I'll probably be labeled a terrible dad for admitting this, but there has been a lot of television watching in my daughter's three years of life. I know you aren’t supposed to watch TV with your children - you’ll rot their brains and all that. I know you are supposed to spend your days playing and educating and showing them the love of nature and all that. We do those things, too. On nice days we go outside, take walks, climb trees, trundle down slides, and explore the woods next to our house. On rainy, cold days we read, color pictures, build giant block towers and hide under the blankets from terrible green monsters.
And yes, we watch TV and movies. When she was younger, I’d watch things I was interested in including zombie movies, foreign flicks, and I’d binge out on Mad Men, Breaking Bad, and any other TV show I’d missed over the years. She’d lay by my side sucking on a bottle, playing with her toys, or sleeping peacefully (ten minutes at a time) while I watched anything I wanted. As she got older, and more able to understand what was happening on the screen I had to switch from the living dead rippling the flesh off of young buxoms and Don Draper terrifying the 1960s to something more age appropriate.
PBS saved my life. During the day, it's nothing but entertaining, educational, marvelously produced children’s programming. I tried not to let her watch too much on any given day, but it sure was nice to be able to put something on that I knew was good programming and commercial free while I grabbed a quick shower or cooked dinner. In the evening hours, I knew I could turn PBS on and catch really good programming that me and the wife could enjoy and that wouldn’t cause the girl to have nightmares.
I’ve talked about my love for PBS before and now I’m starting to sound like a commercial. For someone who doesn’t pay for cable and whose internet connection is too crappy to handle Netflix, PBS really has been a fantastic resource. But I’ll stop gushing now.
The thing is somewhere over the last year we kind of stopped watching their evening programming. I’m not sure exactly why. Where we once used to see what the local affiliate was showing whenever we turned on the TV, I now tend to just pop in a DVD, preferring to watch a movie or binge watch a TV show rather than check out Nova, Nature, or Masterpiece. Again, I’m not entirely sure why. It may be that I’m ready to sit down with a little television earlier then I used to be, which puts me during the News Hour (which I’ve completely given up on) or that I’m hitting it at the in-between hours and I don’t want to start something in the middle. Whatever the reason, the end result has been less PBS, which means I’ve missed a lot of great TV.
This brings me (in the most long winded of ways) to the Pick of the Week.

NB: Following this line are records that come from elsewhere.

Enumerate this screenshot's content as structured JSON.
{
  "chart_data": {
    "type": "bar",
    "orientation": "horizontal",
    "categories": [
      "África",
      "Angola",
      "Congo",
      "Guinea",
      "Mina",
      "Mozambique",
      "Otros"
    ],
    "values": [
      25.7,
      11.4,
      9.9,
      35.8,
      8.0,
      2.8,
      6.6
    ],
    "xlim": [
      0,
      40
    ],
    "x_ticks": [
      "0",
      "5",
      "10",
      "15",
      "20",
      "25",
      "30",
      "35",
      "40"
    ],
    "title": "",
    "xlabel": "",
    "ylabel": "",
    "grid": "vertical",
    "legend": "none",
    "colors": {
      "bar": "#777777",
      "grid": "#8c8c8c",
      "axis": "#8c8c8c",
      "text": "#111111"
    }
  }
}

In truth I know very little about Mr. Selfridge. It has not received the sort of buzz that shows like Downton Abbey or Sherlock have received, but the few folks I know who have seen it say nice things. Jeremy Piven is a very good actor and it is a rare thing indeed that Masterpiece programs aren’t very well made and very easy to watch. I’ve caught but bits and pieces of it from time to time and its not been something that I can easily get into in that the scenes I’ve seen don’t make me want to watch anymore, but that’s not necessarily a detriment. Plenty of shows need to be seen from the beginning.
Okay, I just looked at the basic plot lines and I have to admit it is nothing like I thought it would be. For some reason I assumed Mr. Selfridge was some kind of a showman and the program would be about the trials and tribulations of keeping his nightclub going. Turns out its all about the opening of a giant department store in London. That’s not exactly a dynamite concept but I defer to the excellent quality Masterpiece has given us all in the past and hope they can pull this off.
For a week like this, that’s enough to get my pick. Also out that looks interesting:
Hill Street Blues: The Complete Series: I’ve never seen a moment of this cop drama. But it one a whole bunch of Emmys and is generally considered groundbreaking and one of the best series ever made, so I’m ready to give it a shot. This package comes with every single episode, a couple of making-of features, interviews with the cast, gag reels, a 24-page book and commentaries.
Gimme Shelter: Vanessa Hudgens as a teenage girl who runs away from her drug-addicted mom in search of her wealthy father who she’s never known.
Il Sorpasso (Criterion Collection): Italian road comedy that I’ve never heard of get the Criterion treatment.
Father Brown: The Complete Collection: I’ve just started reading G.K. Chesterton’s Father Brown stories and they really are quite delightful. I think they’ve made several TV versions of the beloved character. Kenneth Moore stars in this 1974 version.
Allman Brothers/40: 40th Anniversary Show Live at the Beacon Theatre: I’m not a huge ABB fan but no doubt they got chops and its pretty amazing they lasted this long.